L.D. Burtnick*, E.K. Koepf*, J.M. Grimes+, E.Y. Jones+, D.I. Stuart+, P. McLaughlin# and R.C. Robinson+
*Chemistry Dept., UBC, Vancouver, Canada, V6T 1Y6, #Edinburgh University, Edinburgh, U.K., EH8 9XD and +LMB, Oxford University, Oxford, U.K., OX1 3QU.
We present the structure of gelsolin, purified from horse blood plasma, as determined by x-ray crystallography to a resolution of 2.5 Å. Gelsolin comprises six structurally related domains that, in a Ca2+-free environment, pack together to form a compact globular structure in which the putative actin-binding sequences are not sufficiently exposed to enable binding to occur. However, we propose that binding Ca2+ can release the connections that join the N and C-terminal halves of gelsolin, enabling each half-gelsolin to bind actin relatively independently. Significant shifting among the domains in gelsolin may be accommodated by slack in linker strands of polypeptide that tie together the individual segments and does not require drastic alteration in the folding of any one particular domain.

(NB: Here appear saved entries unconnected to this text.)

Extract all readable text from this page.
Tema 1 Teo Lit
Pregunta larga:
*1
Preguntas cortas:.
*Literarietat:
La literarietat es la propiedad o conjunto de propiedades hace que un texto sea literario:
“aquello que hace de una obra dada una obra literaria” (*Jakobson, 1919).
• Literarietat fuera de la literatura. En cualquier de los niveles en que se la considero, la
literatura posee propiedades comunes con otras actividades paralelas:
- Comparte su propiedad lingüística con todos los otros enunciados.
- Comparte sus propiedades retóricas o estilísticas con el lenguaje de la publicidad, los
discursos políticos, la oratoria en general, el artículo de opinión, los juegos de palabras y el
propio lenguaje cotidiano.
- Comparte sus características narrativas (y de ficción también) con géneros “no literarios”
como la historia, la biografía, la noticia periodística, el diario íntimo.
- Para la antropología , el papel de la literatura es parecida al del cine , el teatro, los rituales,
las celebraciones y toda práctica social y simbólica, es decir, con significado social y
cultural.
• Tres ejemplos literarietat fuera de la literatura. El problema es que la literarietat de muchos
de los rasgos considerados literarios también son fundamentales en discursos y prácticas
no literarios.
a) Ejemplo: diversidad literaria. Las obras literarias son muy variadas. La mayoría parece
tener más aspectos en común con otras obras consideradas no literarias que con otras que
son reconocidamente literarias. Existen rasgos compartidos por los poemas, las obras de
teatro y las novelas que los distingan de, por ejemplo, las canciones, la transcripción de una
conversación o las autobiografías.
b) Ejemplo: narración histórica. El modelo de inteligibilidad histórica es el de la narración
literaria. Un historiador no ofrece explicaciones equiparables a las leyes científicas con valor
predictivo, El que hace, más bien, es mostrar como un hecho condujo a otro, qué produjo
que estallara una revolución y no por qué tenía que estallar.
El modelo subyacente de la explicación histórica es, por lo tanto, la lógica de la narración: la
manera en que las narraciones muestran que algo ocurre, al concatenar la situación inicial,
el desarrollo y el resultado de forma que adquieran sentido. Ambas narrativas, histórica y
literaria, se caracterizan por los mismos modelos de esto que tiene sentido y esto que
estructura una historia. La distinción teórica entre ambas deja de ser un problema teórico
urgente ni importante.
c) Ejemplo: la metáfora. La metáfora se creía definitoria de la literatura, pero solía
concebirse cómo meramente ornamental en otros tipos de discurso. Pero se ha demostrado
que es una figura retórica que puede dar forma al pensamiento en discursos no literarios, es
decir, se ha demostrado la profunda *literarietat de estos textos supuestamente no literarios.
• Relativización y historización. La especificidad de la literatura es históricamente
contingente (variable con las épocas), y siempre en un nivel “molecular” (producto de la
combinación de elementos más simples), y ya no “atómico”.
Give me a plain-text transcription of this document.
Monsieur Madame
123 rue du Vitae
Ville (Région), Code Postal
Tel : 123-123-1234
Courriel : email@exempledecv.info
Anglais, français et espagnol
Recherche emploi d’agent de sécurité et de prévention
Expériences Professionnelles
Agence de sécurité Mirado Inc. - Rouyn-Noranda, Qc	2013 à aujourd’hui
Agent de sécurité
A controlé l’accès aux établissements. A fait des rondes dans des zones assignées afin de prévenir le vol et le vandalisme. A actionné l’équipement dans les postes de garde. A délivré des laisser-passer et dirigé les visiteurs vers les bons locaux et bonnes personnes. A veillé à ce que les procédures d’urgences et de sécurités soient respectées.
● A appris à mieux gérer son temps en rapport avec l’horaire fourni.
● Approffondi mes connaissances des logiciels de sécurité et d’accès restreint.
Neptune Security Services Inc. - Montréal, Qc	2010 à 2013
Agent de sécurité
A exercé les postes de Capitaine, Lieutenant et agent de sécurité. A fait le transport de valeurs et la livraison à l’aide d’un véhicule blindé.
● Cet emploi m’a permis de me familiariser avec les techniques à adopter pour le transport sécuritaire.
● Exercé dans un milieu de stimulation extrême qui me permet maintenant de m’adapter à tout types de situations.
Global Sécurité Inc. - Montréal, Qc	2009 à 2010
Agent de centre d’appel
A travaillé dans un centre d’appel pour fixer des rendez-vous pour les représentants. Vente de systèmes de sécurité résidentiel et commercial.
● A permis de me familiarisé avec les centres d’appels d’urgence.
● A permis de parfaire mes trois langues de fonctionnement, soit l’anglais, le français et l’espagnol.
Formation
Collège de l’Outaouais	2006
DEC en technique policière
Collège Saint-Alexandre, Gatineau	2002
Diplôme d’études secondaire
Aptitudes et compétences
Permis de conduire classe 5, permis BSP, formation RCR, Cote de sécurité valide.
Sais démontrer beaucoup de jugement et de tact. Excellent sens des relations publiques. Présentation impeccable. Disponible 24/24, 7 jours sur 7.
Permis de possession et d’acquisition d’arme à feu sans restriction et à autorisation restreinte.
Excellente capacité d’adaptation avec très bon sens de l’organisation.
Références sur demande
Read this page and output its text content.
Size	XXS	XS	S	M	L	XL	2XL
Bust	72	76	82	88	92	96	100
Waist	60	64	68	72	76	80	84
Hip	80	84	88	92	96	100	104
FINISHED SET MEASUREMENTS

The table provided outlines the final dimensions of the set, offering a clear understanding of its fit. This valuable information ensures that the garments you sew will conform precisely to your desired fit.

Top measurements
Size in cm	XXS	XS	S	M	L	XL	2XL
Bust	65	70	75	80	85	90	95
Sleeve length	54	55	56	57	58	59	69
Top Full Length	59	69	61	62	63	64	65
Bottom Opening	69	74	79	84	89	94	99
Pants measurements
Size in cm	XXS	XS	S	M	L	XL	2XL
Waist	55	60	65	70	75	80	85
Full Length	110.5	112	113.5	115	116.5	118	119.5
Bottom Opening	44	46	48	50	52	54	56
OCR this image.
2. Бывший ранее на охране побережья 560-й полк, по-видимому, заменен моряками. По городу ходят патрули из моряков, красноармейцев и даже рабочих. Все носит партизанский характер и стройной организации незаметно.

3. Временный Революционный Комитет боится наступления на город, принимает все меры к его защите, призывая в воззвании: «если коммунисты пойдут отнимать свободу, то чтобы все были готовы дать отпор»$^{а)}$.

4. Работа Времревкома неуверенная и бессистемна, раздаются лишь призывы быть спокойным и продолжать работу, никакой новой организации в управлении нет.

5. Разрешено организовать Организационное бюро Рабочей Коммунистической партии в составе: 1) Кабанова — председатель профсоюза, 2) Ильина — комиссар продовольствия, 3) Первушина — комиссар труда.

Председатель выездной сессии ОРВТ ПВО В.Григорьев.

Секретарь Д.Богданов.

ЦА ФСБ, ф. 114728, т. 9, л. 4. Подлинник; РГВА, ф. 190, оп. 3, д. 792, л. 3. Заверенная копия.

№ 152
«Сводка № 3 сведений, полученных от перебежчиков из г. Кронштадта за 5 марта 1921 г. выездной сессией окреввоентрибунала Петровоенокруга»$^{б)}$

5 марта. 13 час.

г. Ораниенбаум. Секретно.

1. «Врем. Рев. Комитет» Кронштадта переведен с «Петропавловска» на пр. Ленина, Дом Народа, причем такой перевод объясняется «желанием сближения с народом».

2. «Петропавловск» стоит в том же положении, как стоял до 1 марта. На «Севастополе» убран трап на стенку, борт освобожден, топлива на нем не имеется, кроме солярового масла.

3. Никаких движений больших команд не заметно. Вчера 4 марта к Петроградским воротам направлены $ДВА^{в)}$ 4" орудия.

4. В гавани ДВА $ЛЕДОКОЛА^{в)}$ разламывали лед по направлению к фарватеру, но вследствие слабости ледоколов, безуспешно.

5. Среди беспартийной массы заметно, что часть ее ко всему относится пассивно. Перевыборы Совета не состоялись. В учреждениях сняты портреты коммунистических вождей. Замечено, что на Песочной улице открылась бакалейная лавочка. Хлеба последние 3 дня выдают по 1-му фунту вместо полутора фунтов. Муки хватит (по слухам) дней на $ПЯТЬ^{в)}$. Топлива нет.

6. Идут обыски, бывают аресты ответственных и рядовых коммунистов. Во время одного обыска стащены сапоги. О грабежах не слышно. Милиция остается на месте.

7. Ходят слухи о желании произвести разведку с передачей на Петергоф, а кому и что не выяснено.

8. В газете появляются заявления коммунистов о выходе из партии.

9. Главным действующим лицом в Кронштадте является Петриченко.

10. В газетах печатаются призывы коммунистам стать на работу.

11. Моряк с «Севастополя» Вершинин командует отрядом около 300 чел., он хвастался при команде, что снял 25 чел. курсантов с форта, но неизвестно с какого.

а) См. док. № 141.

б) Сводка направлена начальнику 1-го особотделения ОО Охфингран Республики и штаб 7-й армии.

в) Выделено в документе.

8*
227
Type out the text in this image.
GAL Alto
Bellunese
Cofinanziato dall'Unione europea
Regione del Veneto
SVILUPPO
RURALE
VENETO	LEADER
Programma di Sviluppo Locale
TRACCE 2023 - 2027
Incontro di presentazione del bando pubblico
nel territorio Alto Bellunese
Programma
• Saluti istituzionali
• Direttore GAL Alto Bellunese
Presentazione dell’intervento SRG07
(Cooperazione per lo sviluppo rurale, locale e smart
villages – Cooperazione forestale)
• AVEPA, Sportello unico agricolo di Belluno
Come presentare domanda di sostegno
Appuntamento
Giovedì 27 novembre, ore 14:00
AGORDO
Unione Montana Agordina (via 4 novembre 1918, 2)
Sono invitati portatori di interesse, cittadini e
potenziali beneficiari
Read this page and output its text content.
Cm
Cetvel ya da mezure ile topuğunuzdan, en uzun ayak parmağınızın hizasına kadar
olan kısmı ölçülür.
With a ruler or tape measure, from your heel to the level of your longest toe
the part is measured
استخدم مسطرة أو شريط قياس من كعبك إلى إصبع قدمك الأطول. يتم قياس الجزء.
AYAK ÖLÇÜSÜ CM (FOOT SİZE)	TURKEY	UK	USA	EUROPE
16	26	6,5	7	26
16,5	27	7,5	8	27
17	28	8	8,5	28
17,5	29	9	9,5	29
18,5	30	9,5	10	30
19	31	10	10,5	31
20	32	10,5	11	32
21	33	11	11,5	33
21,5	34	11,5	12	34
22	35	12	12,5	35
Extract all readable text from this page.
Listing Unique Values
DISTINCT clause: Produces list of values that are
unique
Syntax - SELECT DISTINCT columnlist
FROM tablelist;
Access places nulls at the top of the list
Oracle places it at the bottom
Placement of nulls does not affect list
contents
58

Such domain shifts in response to binding Ca2+ serve as bases for models of how gelsolin acts to sever, cap or nucleate F-actin filaments. The three dimensional model also invites renewed discussion of Ca2+-binding to segment 1 and polyphosphoinositide-binding to segment 2, and suggests how mutation at Asp-187 could initiate a series of events that lead to deposition of amyloid plaques, as observed in victims of familial amyloidosis (Finnish type).